Baca juga: Pembangunan Rumah Warga Miskin dari Dana Zakat di Aceh Diduga Dikorupsi
Dinas Perumahan Rakyat dan Kawasan Permukiman (DPRKP) Kota Cirebon mencatat, hingga pertengahan 2022, jumlah rutilahu di Cirebon mencapai 5.181 unit atau bertambah dibandingkan dengan tahun lalu, yakni 3.862 rumah. Adapun rumah layak huni pada semester pertama 76.207 unit.
”Memang tidak mudah menyelesaikan ini karena seiring waktu kondisi (rumah) berubah. Aspek ekonomi juga memengaruhi masyarakat. Apalagi, ada pandemi Covid-19,” ujar Kepala DPRKP Kota Cirebon Wandi Sofyan. Selain bencana, usia bangunan juga dapat merusak rumah.
Pandemi Covid-19 dua tahun terakhir, lanjutnya, juga menghambat pemkot membenahi rutilahu. Pihaknya pun berkolaborasi dengan pemerintah provinsi, pusat, dan swasta, awal Oktober lalu, misalnya, pemkot bekerja sama dengan PT Sarana Multigriya Finansial (SMF).

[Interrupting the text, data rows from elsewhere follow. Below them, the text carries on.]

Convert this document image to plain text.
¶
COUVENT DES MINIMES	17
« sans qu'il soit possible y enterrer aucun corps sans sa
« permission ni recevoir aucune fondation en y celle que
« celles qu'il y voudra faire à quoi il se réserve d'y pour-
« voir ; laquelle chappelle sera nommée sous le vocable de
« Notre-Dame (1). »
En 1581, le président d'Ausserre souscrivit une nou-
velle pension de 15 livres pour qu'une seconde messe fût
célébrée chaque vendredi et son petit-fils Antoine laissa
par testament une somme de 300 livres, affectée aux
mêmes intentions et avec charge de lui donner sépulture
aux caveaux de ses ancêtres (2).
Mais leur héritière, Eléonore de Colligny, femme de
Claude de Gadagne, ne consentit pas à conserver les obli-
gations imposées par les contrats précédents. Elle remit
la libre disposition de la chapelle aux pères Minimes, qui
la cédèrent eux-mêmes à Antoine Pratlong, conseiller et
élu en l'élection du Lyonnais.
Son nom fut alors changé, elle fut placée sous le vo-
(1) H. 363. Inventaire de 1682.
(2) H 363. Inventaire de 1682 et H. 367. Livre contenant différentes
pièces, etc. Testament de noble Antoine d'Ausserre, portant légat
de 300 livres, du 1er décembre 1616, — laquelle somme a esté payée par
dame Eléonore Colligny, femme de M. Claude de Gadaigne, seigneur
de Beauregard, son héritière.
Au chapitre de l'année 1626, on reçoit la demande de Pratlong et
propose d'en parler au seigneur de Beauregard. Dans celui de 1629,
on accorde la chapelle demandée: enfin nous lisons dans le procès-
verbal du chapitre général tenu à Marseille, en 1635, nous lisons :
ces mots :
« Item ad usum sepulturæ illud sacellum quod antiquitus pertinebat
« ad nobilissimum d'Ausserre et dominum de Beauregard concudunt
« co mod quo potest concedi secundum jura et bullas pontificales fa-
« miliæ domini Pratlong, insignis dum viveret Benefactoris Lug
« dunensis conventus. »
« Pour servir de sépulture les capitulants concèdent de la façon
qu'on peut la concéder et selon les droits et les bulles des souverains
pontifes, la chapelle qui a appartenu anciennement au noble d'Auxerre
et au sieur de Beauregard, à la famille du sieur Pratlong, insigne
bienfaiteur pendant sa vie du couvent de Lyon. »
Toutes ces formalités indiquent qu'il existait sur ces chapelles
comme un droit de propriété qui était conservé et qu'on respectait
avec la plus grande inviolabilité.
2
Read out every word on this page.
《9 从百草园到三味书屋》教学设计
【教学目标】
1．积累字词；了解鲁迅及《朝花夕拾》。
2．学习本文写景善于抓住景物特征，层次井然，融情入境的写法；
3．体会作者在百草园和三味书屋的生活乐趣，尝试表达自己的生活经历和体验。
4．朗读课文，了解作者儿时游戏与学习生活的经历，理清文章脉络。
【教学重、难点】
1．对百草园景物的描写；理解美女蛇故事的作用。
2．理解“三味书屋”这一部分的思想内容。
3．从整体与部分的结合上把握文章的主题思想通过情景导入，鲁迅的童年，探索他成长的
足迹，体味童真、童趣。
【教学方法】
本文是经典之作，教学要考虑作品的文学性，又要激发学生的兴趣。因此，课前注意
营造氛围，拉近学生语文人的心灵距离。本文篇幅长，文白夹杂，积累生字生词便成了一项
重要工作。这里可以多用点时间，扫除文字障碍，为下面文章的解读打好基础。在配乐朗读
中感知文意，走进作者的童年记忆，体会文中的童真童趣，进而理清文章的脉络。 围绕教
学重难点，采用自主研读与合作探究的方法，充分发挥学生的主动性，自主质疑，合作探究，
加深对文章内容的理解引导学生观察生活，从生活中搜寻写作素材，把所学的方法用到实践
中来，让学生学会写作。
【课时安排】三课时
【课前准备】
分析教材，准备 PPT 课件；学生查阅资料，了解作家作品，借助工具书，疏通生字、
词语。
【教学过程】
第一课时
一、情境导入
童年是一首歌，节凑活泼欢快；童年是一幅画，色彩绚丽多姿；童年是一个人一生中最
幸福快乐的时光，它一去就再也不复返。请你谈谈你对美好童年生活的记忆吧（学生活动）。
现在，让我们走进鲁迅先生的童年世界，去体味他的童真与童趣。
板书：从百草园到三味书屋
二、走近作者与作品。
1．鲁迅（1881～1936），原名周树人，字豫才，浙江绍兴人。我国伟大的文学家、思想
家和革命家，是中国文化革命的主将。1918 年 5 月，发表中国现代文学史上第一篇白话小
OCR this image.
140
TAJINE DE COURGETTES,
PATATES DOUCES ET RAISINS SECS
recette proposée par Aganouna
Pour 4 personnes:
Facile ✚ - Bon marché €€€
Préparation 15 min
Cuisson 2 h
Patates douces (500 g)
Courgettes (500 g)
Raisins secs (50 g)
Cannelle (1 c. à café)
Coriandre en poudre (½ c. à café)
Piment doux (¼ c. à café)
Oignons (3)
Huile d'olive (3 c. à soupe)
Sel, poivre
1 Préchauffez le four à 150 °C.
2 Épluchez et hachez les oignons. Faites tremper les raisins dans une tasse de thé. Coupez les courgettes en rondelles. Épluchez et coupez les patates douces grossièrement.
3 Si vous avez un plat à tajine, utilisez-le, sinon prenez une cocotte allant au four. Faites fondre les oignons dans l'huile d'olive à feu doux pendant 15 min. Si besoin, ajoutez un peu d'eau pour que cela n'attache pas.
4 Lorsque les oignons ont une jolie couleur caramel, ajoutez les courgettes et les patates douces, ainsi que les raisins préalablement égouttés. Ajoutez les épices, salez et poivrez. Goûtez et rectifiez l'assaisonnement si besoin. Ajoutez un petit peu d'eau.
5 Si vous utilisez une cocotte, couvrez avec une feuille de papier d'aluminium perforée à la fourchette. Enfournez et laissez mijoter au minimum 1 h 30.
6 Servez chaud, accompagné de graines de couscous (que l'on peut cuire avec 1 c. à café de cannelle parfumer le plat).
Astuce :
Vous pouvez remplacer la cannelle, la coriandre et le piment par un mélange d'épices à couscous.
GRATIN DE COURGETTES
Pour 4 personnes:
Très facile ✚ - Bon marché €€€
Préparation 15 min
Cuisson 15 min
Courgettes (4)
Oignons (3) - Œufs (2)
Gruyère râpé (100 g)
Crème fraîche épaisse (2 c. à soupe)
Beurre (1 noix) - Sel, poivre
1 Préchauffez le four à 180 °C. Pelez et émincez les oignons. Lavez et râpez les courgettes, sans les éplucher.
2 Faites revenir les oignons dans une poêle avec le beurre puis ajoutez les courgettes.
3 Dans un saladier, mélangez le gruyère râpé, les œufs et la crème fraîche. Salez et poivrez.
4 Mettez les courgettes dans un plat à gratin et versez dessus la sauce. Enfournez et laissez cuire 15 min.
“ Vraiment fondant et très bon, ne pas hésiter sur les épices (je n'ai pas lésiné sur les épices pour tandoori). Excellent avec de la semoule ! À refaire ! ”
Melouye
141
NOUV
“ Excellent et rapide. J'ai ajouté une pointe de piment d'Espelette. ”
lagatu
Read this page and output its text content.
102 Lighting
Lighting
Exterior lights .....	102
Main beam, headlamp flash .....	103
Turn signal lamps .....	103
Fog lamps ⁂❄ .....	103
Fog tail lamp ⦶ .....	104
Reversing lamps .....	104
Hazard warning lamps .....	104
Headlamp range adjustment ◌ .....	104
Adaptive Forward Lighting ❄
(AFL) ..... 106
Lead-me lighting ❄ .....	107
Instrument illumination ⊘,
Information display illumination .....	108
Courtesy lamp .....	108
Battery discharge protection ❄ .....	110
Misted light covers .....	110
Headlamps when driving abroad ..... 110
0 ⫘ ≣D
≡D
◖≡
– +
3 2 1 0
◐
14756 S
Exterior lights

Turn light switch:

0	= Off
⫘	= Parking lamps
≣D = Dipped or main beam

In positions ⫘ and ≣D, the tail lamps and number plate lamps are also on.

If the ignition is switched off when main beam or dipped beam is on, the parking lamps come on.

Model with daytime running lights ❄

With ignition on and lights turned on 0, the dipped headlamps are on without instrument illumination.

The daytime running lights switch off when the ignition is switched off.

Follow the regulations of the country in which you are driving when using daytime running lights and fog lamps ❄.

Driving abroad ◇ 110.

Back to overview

Badan usaha milik negara di bidang pembiayaan perumahan itu menyalurkan bantuan Rp 1,5 miliar untuk perbaikan 27 rutilahu di Kelurahan Panjunan. Pemprov Jabar juga membenahi 170 rutilahu di Cirebon tahun ini. ”Tahun depan kami upayakan ada anggaran dari pemkot,” ucapnya.
Wandi masih menghitung kebutuhan rumah di kota yang jadi pusat perekonomian di Jabar bagian timur itu. Namun, pengembang membangun ratusan rumah setiap tahun. Bahkan, saat pandemi tahun 2020 dan 2021 terdapat lebih dari 1.000 izin mendirikan tempat tinggal.
Berkaca dari peristiwa Suwanda, rumah ambruk lebih dari sekadar cuaca buruk. Ada masalah kemiskinan dan kesenjangan akses rumah ideal yang rawan memicu masalah. Bila tidak dirampungkan, ironi warga yang kesulitan memiliki rumah di tengah perang harga perumahan mewah bakal terus terjadi.